I rode up to the summit of Ezhimala early this september 2010. As this ancient and legendary miniature mountain at the edge of the Arabian sea is now almost engulfed by the Indian Naval Academy there are very little view points left to explore. Only the huge concrete idol of the monkey god awaits the common visitors to this panoramic hillock that rises more than 250m from the sea.
In the middle ages it was the capital of Nandan the pre-eminent ruler of the Mushika dynasty. Later it fell into the hands of various rulers including the Kolathiris, Mysore and the British. Today rubber plantations and crude private resorts are colonizing the top road regions.
I could not see much natural life and vegetation at the top, except a few babblers and Blue-tailed Beeeaters. The view around from the top is still spectacular. We can see the whole deltas and backwaters related to Pazhayangadi river and watch the whole area from Payyannur to Kannur.

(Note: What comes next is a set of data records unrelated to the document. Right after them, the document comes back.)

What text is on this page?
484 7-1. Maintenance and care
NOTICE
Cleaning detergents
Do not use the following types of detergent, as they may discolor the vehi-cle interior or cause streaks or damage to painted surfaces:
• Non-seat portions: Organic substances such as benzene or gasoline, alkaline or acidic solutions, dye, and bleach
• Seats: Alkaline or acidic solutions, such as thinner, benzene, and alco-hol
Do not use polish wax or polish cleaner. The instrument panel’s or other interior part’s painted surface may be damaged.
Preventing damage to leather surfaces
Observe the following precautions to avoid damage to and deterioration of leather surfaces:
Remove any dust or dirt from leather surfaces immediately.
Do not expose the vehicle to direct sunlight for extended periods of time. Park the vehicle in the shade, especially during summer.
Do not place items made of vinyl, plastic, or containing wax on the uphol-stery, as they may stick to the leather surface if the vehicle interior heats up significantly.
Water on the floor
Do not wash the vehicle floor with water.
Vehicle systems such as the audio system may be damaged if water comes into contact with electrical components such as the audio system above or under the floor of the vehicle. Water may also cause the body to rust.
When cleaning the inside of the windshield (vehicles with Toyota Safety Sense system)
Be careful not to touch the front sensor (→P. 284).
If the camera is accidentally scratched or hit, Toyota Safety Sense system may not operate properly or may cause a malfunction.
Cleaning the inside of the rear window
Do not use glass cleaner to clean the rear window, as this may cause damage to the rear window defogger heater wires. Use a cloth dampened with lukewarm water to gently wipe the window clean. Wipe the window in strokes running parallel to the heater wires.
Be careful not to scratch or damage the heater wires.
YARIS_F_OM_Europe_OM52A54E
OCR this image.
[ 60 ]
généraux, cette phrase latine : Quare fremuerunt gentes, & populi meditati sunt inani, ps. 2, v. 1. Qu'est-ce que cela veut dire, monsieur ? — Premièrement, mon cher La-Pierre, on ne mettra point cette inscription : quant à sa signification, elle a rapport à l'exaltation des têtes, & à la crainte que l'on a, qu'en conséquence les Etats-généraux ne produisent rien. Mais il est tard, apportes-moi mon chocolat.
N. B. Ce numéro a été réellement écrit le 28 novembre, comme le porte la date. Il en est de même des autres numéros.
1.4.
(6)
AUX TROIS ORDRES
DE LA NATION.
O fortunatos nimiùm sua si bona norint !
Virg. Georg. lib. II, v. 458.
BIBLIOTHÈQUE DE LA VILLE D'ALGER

The sandy and bright Kannur coast is a breathtaking sight from the top. To the west the sea offers an amazing sky like expanse which is a unique spectacle that only Ezhimala is capable of offering in the Malabar coast.
During the recent first ever pelagic survey of Kerala I had great views of this awesome little mountain from the sea. It was visible even from 30km offshore. Its shapes and contours keep on changing as the location of the viewer changes. Some times it looks like an elephant submerged in water and sometimes like a fairy or Yakshi lying on a rocking ocean bed. It is also a visual voyage when we travel on train between Payyannur and Pazhayangadi.
I am sure that this unique geographical formation has inspired generations of sensitive and creative human subjects, poets and painters and sculptors in purticular, like Kanayi who reproduces its human vistas in every shape that he creates, especially in the Mermaid at Sanghumugham and the Yakshi at Malampuzha.